Throughout the discussion, she has used education to mean state spending for kindergarten through 12th grade.
"Only 61 cents of every dollar goes into the classroom right now, and I am committed to making sure that we do not make any cuts to the classroom," she said Monday. "And if there is waste in the administration ... that is something that we will be looking at to make sure we get rid of the waste."
While she said she will consider unspecified cuts to Medicaid in her budget, she also vowed to continue to protect spending in the Medicaid program for "core services to the most vulnerable" people.
No deal on jet
Selling the state jet is a campaign promise that Martinez intends to keep as soon as possible.
She said the sale would get rid of a purchase that had not been recommended by the state's General Services Department and the state Legislature when Gov. Bill Richardson proposed it five years ago.
The plane has created headaches for the Richardson administration and Lt. Gov. Diane Denish. Denish, who was defeated by Martinez in the gubernatorial race, was attacked for her own occasional use of the plane, including a day trip to a Gallup parade.
Denish has said selling the state jet is a bad idea, as there is little demand for it on the open market and the state probably would not get a good price.
Burckle said Monday that the jet would be only one aspect of his cost-cutting agenda as General Services secretary.
"I'm looking forward to seeing where the state can save money, becoming not only more efficient, but more importantly to the taxpayer, more effective," Burckle told the news conference.
Burckle, a retired Air Force colonel, had served as a commander of three acquisition units and later acted as director of acquisition legislation at the Pentagon.
Burckle also has overseen a private company that provided construction and maintenance for facilities at Los Alamos National Laboratories.
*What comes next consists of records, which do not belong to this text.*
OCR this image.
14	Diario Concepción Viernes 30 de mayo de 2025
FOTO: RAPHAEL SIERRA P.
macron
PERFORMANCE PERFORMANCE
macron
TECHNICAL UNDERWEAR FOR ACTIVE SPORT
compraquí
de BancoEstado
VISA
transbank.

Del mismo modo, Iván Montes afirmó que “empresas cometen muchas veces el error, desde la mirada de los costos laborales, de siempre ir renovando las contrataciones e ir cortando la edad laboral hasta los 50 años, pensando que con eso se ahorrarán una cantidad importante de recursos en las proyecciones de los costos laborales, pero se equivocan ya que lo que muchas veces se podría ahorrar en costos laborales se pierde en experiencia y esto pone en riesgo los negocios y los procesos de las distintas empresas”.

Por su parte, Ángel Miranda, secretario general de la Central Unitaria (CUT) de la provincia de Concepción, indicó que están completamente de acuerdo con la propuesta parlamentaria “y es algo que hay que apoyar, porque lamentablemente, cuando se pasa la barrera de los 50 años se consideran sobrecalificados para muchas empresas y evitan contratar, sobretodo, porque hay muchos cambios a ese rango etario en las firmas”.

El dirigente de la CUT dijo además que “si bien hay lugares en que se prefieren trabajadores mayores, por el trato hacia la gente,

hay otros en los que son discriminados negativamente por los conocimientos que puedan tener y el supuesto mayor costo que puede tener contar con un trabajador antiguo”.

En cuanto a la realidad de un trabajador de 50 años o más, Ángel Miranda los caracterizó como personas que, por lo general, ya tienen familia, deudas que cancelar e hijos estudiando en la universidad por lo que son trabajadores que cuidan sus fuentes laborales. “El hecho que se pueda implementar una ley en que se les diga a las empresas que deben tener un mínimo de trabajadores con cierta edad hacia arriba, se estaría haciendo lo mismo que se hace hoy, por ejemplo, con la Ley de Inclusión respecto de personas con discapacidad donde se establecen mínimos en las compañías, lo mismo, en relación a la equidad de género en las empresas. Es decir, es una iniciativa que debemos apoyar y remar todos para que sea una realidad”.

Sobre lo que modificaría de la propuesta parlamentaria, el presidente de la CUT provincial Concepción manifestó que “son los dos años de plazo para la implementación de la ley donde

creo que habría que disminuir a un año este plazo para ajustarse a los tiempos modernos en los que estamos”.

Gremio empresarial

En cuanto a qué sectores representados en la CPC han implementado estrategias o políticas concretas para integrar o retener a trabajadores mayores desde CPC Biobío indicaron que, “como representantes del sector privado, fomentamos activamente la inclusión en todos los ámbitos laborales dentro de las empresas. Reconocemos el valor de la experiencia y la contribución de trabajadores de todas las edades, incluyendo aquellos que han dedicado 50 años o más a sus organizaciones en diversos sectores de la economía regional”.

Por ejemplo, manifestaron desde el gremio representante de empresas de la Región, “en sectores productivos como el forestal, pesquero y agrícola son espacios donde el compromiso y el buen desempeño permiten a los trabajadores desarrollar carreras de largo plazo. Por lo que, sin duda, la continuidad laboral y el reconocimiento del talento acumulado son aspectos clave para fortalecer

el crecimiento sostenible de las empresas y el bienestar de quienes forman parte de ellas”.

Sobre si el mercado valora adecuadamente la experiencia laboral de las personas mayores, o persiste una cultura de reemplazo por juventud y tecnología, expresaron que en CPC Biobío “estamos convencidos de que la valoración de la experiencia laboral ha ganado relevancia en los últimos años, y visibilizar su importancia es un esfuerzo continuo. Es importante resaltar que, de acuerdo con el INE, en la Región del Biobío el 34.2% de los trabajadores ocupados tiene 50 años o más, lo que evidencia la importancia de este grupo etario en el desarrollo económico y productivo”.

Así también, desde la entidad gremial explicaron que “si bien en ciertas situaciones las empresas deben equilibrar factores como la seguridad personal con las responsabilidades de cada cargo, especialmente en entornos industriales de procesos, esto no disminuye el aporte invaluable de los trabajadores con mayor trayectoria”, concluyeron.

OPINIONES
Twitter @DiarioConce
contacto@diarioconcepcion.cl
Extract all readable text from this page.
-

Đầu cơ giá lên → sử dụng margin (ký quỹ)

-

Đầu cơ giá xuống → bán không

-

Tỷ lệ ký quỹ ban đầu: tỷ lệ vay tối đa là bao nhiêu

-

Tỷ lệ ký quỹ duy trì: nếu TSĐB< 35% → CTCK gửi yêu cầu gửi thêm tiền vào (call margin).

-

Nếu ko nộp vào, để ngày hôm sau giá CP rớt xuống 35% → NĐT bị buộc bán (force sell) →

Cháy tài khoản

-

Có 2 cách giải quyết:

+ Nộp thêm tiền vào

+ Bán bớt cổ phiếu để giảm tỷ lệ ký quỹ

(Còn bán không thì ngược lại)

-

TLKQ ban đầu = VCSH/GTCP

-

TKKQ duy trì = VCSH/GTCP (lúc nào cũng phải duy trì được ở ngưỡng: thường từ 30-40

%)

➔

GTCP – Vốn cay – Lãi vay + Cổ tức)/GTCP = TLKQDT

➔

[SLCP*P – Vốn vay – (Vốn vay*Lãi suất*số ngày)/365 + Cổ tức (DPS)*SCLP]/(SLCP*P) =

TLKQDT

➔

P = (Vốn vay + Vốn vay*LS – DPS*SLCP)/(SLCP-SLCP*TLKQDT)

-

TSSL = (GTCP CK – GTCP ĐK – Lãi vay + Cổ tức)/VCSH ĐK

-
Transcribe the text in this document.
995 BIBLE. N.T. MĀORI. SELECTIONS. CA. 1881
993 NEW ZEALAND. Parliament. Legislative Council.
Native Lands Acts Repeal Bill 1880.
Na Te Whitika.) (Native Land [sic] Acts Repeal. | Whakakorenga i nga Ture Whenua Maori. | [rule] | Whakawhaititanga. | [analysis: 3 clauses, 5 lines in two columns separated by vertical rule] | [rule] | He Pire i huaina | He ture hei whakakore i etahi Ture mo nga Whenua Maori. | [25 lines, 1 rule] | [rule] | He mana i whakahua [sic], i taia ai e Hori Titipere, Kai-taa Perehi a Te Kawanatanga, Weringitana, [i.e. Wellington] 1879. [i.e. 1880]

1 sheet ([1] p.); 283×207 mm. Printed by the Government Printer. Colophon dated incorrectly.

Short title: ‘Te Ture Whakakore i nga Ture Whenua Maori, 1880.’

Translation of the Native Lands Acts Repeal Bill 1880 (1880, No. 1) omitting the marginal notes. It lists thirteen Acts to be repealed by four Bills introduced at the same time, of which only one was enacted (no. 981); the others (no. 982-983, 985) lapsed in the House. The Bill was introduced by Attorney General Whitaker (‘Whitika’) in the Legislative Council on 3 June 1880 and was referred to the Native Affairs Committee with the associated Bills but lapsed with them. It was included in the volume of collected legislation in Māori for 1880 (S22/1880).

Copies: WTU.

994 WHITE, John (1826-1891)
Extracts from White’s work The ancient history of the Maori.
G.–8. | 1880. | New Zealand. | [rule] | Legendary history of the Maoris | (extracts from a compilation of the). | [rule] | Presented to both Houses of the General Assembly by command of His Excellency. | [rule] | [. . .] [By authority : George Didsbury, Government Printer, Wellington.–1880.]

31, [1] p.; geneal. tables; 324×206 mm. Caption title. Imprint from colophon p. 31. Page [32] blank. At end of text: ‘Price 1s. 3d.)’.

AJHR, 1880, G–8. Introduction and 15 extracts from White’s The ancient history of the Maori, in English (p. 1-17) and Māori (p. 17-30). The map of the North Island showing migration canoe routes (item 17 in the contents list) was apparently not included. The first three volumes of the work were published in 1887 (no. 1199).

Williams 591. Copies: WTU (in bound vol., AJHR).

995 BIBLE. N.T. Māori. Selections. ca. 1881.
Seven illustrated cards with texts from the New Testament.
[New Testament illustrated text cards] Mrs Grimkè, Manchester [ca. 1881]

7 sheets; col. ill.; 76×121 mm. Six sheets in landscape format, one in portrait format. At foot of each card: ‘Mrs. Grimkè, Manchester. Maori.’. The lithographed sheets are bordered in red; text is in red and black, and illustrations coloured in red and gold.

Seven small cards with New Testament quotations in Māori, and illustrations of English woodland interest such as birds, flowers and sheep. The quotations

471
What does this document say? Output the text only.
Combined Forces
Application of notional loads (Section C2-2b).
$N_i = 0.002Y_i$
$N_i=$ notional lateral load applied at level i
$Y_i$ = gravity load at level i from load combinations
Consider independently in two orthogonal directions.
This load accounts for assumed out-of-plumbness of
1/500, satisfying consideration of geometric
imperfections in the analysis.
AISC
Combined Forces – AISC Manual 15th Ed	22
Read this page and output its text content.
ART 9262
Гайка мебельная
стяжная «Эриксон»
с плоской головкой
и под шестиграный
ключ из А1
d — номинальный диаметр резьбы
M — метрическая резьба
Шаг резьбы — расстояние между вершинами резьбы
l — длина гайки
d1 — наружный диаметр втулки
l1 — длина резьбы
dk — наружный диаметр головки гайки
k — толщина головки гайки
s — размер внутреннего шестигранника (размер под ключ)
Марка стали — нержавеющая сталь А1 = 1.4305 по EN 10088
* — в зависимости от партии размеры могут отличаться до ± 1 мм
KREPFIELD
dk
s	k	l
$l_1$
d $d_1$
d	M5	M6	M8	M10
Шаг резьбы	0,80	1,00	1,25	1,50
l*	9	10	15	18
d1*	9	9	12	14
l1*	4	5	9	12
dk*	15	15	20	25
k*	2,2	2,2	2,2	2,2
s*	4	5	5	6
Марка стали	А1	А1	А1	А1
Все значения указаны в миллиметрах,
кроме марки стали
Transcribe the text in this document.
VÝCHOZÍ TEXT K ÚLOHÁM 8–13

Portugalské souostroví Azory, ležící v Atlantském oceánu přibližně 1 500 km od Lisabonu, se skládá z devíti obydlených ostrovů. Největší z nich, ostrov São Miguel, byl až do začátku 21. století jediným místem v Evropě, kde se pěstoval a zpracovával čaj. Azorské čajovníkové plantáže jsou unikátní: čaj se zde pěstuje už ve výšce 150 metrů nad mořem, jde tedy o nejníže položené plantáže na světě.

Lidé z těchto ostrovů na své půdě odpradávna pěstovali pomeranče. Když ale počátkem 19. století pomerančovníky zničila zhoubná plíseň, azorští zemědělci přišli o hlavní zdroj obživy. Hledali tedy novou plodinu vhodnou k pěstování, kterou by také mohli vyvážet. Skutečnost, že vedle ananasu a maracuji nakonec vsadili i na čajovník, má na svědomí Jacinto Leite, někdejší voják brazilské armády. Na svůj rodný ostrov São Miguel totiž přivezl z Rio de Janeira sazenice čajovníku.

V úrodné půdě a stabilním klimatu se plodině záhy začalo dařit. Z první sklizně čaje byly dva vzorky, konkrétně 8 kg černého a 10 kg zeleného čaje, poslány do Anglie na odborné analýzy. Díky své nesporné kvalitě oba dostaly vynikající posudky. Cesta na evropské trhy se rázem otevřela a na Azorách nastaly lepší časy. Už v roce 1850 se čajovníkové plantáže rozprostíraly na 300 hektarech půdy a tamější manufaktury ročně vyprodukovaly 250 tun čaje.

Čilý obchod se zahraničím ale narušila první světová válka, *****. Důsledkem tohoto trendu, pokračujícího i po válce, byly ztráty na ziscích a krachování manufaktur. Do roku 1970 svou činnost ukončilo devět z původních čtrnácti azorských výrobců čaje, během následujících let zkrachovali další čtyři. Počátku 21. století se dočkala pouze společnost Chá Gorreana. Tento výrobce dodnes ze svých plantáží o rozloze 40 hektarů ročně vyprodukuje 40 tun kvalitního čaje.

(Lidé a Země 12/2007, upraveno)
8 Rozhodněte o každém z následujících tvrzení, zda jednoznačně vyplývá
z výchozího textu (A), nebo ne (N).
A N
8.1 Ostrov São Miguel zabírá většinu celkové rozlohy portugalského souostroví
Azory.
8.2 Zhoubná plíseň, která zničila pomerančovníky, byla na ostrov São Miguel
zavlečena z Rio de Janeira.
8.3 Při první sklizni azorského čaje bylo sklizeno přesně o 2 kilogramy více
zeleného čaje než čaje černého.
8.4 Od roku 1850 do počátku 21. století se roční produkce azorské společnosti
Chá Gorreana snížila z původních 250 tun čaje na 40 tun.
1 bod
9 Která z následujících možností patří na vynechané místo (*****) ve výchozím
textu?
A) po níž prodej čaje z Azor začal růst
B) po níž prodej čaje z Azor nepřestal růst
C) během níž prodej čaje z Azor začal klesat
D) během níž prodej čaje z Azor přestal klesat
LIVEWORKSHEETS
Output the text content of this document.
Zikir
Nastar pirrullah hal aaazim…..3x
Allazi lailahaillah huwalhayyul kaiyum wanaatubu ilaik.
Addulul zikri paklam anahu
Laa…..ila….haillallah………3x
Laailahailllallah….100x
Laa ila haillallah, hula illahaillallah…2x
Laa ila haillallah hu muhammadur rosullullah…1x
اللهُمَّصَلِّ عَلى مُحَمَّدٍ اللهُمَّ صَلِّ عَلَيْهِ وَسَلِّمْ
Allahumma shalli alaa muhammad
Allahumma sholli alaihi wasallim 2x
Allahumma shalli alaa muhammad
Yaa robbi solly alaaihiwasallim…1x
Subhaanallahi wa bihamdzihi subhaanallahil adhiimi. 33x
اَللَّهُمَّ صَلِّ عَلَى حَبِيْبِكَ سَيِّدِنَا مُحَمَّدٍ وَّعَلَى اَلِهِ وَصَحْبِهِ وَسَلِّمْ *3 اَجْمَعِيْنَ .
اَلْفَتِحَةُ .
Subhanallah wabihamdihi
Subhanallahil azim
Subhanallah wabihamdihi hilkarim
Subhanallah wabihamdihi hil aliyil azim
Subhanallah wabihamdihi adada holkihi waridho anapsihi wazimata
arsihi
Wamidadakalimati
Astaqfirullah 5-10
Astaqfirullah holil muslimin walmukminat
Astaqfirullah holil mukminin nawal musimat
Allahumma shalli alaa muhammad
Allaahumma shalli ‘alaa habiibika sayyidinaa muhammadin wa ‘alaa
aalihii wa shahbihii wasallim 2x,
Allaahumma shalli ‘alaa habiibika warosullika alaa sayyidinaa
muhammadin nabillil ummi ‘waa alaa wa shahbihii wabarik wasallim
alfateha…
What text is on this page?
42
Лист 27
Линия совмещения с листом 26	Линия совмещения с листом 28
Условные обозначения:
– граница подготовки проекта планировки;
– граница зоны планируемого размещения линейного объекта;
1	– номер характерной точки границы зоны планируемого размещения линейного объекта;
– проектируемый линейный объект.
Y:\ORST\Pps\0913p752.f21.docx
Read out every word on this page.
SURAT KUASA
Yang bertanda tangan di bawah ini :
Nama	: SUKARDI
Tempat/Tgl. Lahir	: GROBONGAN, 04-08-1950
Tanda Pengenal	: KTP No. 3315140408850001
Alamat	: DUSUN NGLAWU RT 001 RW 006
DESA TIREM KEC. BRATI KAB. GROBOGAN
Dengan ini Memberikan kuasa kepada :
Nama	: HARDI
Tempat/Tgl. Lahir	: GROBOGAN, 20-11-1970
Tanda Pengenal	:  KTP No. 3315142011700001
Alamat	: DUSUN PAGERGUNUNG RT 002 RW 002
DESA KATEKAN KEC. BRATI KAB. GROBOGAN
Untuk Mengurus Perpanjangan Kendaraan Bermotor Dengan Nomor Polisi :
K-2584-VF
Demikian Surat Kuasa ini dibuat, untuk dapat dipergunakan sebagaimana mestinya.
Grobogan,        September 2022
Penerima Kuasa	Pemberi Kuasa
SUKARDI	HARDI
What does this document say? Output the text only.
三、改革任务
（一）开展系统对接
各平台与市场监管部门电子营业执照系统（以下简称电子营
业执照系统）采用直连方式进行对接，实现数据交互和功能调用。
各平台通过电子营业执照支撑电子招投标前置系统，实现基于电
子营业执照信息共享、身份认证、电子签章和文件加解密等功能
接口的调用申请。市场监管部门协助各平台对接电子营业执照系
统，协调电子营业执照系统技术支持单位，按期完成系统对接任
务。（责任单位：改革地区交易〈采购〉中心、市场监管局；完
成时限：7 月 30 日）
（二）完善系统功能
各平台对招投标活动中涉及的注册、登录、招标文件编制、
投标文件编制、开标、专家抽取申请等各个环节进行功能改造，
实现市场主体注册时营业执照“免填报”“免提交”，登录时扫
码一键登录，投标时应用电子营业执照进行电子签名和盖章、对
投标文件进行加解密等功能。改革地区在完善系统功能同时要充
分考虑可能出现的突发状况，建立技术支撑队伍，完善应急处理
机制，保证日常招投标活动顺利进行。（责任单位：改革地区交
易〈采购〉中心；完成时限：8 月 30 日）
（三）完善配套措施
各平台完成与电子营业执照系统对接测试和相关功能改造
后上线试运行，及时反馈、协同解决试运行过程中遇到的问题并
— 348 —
Most recently, he served as executive director of the Regional Development Corp., a Santa Fe-based nonprofit group that provides economic development services for local companies.
In the classroom
Officials in Martinez's transition team had indicated that there might be a softening of the Martinez commitment on cuts to education and Medicaid, but Martinez had not addressed the question until Monday.
Also in jeopardy is one of Martinez's primary education proposals during the campaign. She had said her administration would shift $74 million from school "bureaucracies" into the classroom. That money also was slated to pay for several other education reforms Martinez campaigned on, including paying for at least part of the extra resources Martinez said would be assigned to public schools with the lowest student performances.
Martinez said Monday that the current level of classroom spending will not be cut, but remained unclear about whether money saved through her proposed administrative cuts would end up in the classroom or be used to balance the state budget.
"We have to be sure, (number) one, to change education and have reform that is going to be long-lasting and that is certainly something we are going to start working towards," Martinez said. "But the budget has to be balanced. That is primary. It is constitutionally required that that happen."
Martinez's administration will submit its first state budget proposal to the Legislature when it convenes in January. The new governor and the lawmakers will hammer out the final product over the following two months.